Balance colour and temperature

Sunlight and Lemons
30 x 30
Some painters deliberately avoid using all three primaries in a single painting, but it's a practise that has never worked for me.  I need to see the full spectrum of colours in each painting or it feels out of balance.

This may be the difference between a tonal and a colourist approach; I can see limiting primaries if the subtle distinction between values were my method of painting, but colour is what obsesses me, and I need to use my full palette to satisfy my eye.

Of course I tend to forget this on occasion, as I did in this painting.  It began as a generally cool piece with greenish shadows and warm, yellowy light.  With the blue dominance in the still life objects, this meant that my painting was an analogous scheme of yellow greens and blues.  It was what I saw in the still life set up, but it didn't work in the painting.

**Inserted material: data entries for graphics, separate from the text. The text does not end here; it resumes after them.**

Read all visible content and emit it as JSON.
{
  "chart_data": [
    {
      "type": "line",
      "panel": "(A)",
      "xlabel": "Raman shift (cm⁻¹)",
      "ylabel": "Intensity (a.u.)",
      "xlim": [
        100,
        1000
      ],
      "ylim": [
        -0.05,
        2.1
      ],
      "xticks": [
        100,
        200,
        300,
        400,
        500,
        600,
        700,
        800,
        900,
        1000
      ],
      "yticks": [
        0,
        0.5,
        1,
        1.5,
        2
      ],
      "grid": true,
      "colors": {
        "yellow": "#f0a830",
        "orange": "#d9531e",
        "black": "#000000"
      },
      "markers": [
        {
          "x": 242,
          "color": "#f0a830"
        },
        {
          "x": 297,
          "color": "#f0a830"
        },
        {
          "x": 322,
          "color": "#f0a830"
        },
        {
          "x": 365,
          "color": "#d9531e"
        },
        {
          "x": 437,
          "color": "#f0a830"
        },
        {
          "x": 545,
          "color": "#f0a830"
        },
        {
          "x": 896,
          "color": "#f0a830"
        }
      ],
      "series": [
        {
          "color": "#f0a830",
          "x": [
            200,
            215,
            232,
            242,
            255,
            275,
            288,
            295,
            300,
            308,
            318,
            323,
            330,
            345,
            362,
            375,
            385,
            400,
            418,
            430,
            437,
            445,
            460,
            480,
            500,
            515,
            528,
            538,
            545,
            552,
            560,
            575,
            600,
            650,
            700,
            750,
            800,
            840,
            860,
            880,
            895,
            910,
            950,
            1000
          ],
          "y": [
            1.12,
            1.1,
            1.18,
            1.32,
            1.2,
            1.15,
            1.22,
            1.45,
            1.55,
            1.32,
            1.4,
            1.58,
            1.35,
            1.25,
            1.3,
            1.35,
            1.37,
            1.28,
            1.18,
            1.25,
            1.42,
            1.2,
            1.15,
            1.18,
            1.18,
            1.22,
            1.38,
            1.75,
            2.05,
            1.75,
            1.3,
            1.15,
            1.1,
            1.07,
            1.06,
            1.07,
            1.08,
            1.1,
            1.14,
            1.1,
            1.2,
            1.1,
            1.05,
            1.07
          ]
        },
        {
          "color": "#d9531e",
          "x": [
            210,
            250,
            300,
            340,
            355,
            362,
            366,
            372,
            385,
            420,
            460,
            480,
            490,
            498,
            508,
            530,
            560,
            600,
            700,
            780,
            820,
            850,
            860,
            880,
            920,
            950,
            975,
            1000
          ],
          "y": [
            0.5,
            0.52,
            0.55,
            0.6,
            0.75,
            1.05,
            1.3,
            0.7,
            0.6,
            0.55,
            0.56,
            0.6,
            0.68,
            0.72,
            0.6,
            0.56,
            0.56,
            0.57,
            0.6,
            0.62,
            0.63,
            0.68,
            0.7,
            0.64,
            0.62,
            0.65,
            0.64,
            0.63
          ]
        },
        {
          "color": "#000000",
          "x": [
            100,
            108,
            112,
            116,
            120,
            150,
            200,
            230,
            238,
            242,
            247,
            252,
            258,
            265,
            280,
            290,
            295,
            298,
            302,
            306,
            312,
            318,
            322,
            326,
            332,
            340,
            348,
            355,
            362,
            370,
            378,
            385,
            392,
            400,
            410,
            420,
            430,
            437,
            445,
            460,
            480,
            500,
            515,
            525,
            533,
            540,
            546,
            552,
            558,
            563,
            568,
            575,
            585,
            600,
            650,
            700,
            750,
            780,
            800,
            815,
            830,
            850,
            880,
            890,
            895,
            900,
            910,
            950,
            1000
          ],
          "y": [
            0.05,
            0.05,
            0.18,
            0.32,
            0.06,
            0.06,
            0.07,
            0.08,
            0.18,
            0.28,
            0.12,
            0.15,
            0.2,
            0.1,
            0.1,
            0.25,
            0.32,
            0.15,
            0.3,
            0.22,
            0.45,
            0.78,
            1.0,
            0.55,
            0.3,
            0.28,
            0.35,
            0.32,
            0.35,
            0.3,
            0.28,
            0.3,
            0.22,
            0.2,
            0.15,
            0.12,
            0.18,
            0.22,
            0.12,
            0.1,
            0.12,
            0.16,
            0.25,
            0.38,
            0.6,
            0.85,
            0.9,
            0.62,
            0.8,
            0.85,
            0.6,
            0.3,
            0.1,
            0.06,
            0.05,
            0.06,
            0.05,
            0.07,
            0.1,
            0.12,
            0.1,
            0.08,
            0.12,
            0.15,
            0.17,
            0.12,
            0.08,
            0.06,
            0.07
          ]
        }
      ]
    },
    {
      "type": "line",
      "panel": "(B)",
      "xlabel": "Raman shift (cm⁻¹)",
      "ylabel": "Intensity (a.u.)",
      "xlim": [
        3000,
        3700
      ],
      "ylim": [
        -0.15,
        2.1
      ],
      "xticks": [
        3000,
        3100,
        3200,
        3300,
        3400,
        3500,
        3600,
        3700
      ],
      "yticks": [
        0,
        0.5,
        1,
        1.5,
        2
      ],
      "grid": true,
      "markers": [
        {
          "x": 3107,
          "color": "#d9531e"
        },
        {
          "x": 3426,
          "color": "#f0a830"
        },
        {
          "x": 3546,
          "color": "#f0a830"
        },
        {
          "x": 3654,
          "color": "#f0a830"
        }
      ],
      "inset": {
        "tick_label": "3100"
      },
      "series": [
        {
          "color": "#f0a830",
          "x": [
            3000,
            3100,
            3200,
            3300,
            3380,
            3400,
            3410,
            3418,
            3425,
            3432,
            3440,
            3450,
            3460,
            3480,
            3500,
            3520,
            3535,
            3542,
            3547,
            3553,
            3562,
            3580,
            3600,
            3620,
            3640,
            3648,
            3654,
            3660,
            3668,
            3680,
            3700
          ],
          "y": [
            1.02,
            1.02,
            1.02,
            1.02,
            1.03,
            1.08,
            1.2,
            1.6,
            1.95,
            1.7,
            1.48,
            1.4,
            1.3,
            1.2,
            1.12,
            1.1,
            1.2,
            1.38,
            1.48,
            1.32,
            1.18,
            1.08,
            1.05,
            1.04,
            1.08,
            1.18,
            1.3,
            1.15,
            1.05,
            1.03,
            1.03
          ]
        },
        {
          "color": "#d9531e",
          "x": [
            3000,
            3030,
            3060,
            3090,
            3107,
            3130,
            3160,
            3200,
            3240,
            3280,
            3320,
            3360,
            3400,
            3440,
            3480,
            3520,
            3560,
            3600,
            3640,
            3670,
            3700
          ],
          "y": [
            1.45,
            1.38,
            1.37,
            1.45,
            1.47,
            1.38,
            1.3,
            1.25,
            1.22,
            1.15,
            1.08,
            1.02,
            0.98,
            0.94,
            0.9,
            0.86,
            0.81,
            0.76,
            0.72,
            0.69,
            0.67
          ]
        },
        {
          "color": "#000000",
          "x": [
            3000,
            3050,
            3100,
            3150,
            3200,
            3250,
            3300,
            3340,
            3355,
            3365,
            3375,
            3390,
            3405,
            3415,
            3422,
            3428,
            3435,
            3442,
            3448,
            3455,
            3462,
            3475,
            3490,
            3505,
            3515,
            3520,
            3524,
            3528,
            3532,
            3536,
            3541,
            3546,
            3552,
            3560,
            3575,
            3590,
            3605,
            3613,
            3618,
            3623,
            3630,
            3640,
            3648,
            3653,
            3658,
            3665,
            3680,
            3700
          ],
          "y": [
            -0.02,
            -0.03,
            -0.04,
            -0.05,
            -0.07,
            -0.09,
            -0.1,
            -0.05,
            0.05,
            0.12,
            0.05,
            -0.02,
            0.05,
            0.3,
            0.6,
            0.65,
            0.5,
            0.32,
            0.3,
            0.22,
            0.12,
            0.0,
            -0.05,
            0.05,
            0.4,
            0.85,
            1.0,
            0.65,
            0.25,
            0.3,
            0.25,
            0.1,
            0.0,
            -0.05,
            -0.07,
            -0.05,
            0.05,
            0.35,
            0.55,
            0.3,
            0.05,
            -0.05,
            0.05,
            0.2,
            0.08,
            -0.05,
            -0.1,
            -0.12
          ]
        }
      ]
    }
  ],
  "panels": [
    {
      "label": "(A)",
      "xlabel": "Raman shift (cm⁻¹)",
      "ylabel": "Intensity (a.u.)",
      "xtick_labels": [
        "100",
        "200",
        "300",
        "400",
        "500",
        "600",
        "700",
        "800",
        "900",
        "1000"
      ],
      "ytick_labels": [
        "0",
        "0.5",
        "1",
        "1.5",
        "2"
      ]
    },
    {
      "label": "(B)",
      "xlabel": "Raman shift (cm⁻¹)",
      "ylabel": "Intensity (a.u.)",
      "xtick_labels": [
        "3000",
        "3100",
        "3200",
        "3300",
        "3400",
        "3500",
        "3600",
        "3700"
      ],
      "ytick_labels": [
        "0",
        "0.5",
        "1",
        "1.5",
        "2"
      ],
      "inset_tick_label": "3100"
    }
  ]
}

It's interesting when that happens, because it's a reminder that you can't just trust your eyes, you have to use some rational thought and invention to recreate the effect that you're perceiving.   What I perceived was warmth, luminosity and airiness.  What I achieved with the first pass, was chilly heaviness.  I didn't love it.

That's when I remembered the full spectrum thing and added reds - pinks, actually - to the painting. The white cloth got shots of pink and purple that were of equal value to the yellow tints already there.  Because they were the same value, these new colours didn't scream "odd", they settled in and created a warm vibration.  The sky through the window got the same treatment.  It has peach, yellow, blue and other tints in it, making a general warmth that is more balanced, and more warm-feeling than when it just contained yellows and oranges.  Strangely, by adding cool notes, the warm yellows felt warmer than they had before.  Logical, I guess: I needed to see the opposite of warm to appreciate and understand the warmth when I encountered it.

So I added the full spectrum of colour and temperature to the painting and I began to like it.  It was saying what I intended it to say.  It's a lesson that I have to relearn, I suppose, but my hope is that on each relearning, I also learn something new.  It's that excitement and novelty that makes painting an obsession.

Happy painting!


This is exquisite Ingrid!
Thank you, Sharon! It was one of those struggle pieces that become something that I like.